2. Is diversity celebrated?

A diverse brand is more likely to understand the wide range of its customers’ needs due to a larger variety of opinions and experiences within the team. There are around 5.6 million small and medium-sized enterprises (SMEs) in the UK, yet only 5 per cent of these are led by those in the ethnic minority – a statistic that proves although we have made strides in becoming more inclusive as a nation, there is still room for improvement.

“Our head office team is ethnically diverse (52 per cent non-white British or born outside the UK) and gender-balanced (57 per cent female) whilst our network of over 30 multi-unit franchise partners, also shares a similar diversity. This variety also means the whole workforce feels welcomed into the business no matter their gender, race or religion. This also provides us with diversity of thought,” points out Othman.

3. Is the key supply chain sustainable?

The supply chain is vital to consider when investing in a business in the hospitality sector. Does the business rely solely on suppliers for products and services and what could impact an interruption of supply? If the business has in-house production facilities, where are their base ingredients sourced from and what is their impact on the environment? These types of questions naturally come from both savvy investors and customers nowadays. From eco-friendly ingredients to making sure workers are paid fairly, the supply chain of a business – and how it impacts both social and natural environments – is a giveaway to how sustainable they are. Whilst most hospitality businesses aren’t fully eco-friendly or carbon negative just yet, it’s important a business takes steps to achieve this goal.

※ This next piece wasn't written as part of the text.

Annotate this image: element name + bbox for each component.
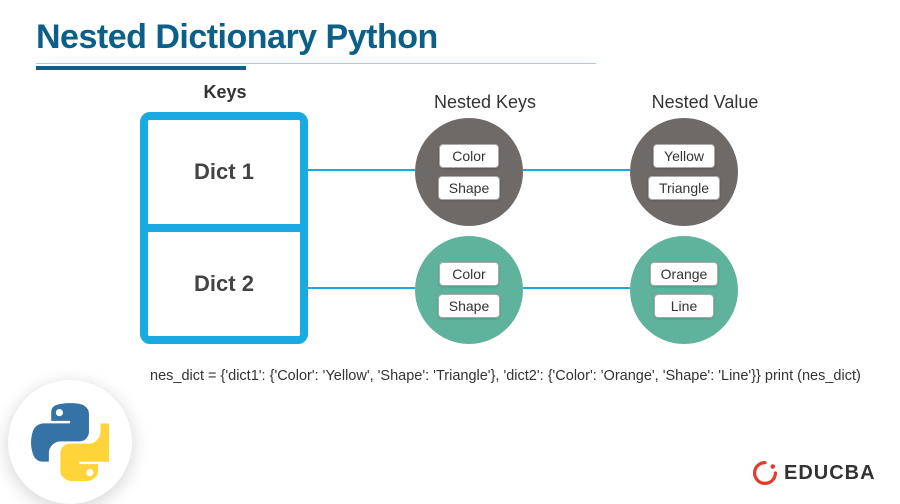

Andy Malthouse, construction director at Creams, shares what other steps a brand should take to consider its environmental impact and energy efficiency in his area of expertise – construction activities and materials. “It is well documented that construction negatively and significantly impacts the environment, but it’s all our responsibility to do whatever we can to reduce and where possible eliminate activities that impact our global environment,” he explains.

“As a business, Creams assess everything from energy efficiency to the materials we use in our fit-out process to ensure we select as many environmentally responsible alternatives as possible. This limits the amount of irreplaceable natural resources we use and reduces the number of resources that end up in landfill at the end of their use. As part of our continued commitment to ensuring our construction closely mirrors our sustainability values, we only allow shopfitting companies on our approved list who can demonstrate they have a genuine commitment and interest in reducing our carbon footprint.

“Currently, we are re-writing our works schedules to further reinforce these considerations, favouring more recycled products within the construction process, and determining how we can reduce energy consumption in the running of our restaurants. Any difference we can make will have a positive effect on not only the environment but also on our franchise partners’ ongoing running costs.”

There’s one more thing that budding entrepreneurs should consider – a brand’s investors. For example, in December 2020, Pistachio Holdings and co-investor Salonica Maroon acquired a majority stake in Creams.

“Salonica Maroon is a social impact fund with a focus to assuage societal ills by investing in diversity, promoting entrepreneurship among diverse communities, and actively inculcating diversity into executive management teams,” explains Othman. “We care about the future of our people and our planet. By having a key investor who shares our values, we generate a positive impact for our stakeholders including the communities where our restaurants operate. This doesn’t detract from us maximising financial returns and, in fact, good ESG policies enhance financial returns for shareholders.”